Ma Gesù ci dice di non opporci al destino. D’accordo: dobbiamo allora rassegnarci e portare pazienza? Dobbiamo accettare e piegare la testa sotto il giogo dell’inevitabilità? Ma come può concordare allora questa prospettiva con il fine che Egli dà alla propria azione -“io sono venuto perché abbiano la vita e l'abbiano in abbondanza” (Gv 10, 10)-? L’accettazione del proprio destino porta alla vita in abbondanza? Dipende come! E il come possiamo capirlo proprio se al nostro orizzonte non vediamo la tragedia, il tracollo, la disfatta, il disastro, ma, nella speranza che alla fine tutto sarà bene se lo viviamo nello Spirito del Cristo, prendiamo quel che ci succede come opportunità di avvicinarci a Lui, di vivere in maniera divina la nostra umanità.
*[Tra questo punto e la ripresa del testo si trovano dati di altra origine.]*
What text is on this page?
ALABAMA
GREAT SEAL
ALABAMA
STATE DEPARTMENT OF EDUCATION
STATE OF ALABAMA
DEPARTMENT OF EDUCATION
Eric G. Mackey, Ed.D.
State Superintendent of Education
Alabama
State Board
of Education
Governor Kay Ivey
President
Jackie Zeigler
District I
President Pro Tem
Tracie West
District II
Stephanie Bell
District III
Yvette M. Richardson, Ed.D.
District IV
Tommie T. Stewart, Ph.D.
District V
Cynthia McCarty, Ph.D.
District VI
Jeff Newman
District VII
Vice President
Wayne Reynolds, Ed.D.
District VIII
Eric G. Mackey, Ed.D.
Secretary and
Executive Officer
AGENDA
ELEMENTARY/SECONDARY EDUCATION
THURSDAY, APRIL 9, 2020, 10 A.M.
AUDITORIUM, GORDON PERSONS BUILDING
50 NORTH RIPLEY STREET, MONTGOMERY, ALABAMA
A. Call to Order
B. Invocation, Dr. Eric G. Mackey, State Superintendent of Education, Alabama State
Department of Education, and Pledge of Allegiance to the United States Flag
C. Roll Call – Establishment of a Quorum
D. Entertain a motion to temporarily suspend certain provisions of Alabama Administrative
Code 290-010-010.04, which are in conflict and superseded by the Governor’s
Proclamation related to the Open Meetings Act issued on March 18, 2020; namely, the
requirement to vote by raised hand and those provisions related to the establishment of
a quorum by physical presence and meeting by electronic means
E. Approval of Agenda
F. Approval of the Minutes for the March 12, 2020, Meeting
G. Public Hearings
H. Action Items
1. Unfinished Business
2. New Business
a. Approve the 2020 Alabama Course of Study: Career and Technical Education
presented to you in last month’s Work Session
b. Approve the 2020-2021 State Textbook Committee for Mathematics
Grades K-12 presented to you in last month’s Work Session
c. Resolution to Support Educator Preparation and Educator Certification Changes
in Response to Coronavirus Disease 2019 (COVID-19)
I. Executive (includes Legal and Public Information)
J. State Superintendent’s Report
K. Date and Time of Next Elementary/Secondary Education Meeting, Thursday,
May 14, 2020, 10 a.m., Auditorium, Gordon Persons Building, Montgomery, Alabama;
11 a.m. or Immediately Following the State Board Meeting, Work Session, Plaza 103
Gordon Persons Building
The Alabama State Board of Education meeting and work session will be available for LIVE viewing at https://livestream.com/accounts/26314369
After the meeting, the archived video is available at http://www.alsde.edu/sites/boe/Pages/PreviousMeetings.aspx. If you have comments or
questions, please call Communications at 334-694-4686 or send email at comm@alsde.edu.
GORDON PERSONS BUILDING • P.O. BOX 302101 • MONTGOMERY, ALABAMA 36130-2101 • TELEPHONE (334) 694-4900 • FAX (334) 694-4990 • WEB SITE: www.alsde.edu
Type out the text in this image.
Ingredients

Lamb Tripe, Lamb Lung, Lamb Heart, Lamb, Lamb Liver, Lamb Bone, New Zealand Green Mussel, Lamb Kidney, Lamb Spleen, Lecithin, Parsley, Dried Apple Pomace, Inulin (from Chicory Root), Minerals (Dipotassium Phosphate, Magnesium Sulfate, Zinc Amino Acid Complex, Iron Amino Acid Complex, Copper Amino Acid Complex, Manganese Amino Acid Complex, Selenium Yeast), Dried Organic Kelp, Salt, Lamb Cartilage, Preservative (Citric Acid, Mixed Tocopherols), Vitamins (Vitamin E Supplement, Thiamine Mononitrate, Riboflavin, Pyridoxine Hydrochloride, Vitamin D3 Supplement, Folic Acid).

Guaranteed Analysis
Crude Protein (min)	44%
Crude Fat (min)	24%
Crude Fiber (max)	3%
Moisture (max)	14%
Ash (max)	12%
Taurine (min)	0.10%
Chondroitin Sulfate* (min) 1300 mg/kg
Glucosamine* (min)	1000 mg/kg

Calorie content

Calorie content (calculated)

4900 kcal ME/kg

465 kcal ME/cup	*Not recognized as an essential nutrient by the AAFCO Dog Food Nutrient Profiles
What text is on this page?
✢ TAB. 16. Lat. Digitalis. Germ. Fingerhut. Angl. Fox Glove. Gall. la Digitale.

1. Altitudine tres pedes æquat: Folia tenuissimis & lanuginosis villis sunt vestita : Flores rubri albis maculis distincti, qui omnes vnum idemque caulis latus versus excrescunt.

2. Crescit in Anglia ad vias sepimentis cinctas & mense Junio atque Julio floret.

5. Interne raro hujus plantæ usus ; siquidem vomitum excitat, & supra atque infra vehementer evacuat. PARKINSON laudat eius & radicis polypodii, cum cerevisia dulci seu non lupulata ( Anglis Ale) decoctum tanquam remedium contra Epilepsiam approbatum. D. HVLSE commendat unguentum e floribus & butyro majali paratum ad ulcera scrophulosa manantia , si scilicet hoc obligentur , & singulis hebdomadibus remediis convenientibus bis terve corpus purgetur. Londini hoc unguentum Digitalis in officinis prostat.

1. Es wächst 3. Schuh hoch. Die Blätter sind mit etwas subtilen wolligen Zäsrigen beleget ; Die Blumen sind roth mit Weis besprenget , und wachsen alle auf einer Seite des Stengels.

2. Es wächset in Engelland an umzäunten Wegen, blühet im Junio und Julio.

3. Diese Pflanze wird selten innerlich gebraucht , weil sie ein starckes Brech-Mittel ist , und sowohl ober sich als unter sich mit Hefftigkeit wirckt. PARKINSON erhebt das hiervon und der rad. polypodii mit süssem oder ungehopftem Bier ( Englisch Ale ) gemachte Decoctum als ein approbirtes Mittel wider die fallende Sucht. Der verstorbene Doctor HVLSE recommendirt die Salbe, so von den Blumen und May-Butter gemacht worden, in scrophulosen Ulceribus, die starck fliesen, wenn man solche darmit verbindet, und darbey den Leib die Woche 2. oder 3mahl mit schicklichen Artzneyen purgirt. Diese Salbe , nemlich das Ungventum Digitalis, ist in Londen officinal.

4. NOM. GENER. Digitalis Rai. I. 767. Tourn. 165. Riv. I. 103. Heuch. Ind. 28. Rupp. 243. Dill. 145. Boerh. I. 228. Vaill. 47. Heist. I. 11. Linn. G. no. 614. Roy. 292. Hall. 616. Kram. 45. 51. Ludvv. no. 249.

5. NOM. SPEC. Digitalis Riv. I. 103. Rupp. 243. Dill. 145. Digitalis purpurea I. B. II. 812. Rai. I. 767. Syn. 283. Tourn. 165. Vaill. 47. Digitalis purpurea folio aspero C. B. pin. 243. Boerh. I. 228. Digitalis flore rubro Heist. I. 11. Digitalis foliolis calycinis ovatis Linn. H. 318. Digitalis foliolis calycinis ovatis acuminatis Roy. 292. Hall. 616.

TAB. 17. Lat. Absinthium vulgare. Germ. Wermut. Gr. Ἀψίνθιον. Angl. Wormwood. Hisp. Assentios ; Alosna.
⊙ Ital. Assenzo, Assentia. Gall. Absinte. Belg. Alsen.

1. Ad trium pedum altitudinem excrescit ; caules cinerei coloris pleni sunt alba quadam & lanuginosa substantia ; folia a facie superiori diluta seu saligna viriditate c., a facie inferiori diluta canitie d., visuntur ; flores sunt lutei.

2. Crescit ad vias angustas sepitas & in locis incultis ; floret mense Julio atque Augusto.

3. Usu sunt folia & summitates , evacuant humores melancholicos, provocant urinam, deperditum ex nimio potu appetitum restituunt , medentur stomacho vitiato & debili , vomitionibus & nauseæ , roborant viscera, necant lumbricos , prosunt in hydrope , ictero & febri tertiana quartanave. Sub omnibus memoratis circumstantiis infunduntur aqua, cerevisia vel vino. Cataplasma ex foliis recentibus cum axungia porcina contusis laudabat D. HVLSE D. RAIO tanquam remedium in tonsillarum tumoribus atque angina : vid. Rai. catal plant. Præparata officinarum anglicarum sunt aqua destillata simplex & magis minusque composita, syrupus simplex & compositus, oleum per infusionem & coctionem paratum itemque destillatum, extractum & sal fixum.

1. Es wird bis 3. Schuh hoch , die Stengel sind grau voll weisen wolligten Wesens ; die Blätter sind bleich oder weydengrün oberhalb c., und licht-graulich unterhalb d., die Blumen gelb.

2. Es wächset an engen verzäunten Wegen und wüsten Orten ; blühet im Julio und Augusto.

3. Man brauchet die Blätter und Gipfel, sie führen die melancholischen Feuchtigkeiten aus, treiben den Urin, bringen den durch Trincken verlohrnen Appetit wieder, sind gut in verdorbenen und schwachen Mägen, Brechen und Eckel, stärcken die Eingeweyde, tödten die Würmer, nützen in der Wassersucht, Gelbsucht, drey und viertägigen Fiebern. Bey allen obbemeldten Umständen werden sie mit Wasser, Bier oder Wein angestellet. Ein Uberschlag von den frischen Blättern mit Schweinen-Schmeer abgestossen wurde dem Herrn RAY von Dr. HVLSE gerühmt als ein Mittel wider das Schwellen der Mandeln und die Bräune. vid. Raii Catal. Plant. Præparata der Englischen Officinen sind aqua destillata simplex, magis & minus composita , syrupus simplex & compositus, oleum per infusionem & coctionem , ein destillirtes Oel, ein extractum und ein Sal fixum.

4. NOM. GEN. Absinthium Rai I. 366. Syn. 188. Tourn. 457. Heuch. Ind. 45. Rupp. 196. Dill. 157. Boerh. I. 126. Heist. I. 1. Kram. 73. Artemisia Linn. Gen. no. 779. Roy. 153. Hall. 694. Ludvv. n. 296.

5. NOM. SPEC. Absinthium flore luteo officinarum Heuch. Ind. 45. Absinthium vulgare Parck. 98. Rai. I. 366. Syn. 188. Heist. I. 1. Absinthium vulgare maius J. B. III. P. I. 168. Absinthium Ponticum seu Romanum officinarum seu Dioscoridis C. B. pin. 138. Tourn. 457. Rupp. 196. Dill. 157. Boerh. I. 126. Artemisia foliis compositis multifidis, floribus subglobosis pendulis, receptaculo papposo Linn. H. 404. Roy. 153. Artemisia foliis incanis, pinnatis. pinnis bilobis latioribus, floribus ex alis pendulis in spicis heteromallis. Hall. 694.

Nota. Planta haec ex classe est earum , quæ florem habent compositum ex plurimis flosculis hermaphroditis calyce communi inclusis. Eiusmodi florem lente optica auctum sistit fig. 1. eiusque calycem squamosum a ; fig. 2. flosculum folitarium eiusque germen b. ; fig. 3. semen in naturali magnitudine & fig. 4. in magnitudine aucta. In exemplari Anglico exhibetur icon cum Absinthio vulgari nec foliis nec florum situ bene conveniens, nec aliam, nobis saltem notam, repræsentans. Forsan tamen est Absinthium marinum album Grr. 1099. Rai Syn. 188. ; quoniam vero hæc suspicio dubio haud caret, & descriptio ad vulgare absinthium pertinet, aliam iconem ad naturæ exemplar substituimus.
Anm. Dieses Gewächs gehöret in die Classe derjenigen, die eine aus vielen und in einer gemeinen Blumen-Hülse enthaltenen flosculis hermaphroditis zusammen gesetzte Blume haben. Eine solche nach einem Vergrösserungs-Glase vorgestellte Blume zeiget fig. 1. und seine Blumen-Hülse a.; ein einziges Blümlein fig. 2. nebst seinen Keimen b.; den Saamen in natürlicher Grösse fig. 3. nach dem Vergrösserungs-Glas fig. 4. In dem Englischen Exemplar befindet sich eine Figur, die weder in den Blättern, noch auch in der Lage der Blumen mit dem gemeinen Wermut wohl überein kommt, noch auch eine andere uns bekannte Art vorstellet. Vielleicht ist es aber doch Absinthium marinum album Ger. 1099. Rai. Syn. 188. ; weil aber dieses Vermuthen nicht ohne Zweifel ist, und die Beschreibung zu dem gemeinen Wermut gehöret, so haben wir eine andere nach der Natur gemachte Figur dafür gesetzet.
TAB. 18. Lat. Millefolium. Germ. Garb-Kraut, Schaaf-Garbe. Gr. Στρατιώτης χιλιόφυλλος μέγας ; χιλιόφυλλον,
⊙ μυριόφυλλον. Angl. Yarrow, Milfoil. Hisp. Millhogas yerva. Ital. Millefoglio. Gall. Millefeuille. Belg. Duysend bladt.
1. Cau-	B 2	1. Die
In fondo, non è proprio questa la risurrezione? A chi si lascia portare dal fiume della vita nel suo mistero, guardandosi attorno, cercando di capire, provando modi alternativi, questa schiude inattesi orizzonti di novità. Da questa morte in cui mi aggiro, posso uscire e trovare una Vita inaspettata se decido di vivere questa situazione come un’avventura, come l’esperimento che può rivoluzionare il mio modo di vedere, di pensare, di giudicare. Nei miei programmi di prima cercavo la Vita; ora decido di cercarla qui, fidandomi di Chi questa strada l’ha già percorsa per mostrarmela possibile e sicura nel suo esito.
Certo, fare questa scelta non è frutto di ragionamento: ti viene quando sei già in Cristo e la senti come naturale per continuare a essere in Lui. Puoi anche sentirla ragionevole, ma te ne separa la paura di come potranno andare le cose. Un passo alla volta, allora: prega per averne il desiderio. La prospettiva irrealizzabile comincerà ad assumere uno spessore di realtà.
Questo significa che non provo sofferenza, che non provo paura? No, anzi: come Gesù al Getzemani la provo e posso esprimerla, ma decido che sono io decidere e non la mia paura per me. Le mie decisioni mi sollevano al di sopra del mio io spaventato. Con esse posso dominare la violenza del destino: “IO SONO” e non “io mi lascio essere”. Scelgo ciò che voglio essere e lo costruisco con le mie scelte. Voglio essere io a scrivere la mia storia, come io decido. Cominciano allora a prendere senso quelle parole di Gesù che seguono a quelle già citate -“ma io vi dico di non opporvi al malvagio; anzi se uno ti percuote la guancia destra, tu porgigli anche l'altra; e a chi ti vuol chiamare in giudizio per toglierti la tunica, tu lascia anche il mantello. E se uno ti costringerà a fare un miglio, tu fanne con lui due” (Mt 5, 39-41)-: è l’orgoglio di non essere succube, di sentire che posso dominare la situazione; è Gesù nella passione del vangelo di Giovanni, Signore di ciò che gli sta succedendo. Un orgoglio, questo, che si chiama libertà, che si chiama possibilità e volontà di essere come il mio sogno, che ho visto incarnato in Cristo, mi attira ad essere.
Ed essere con Lui è la mia consolazione.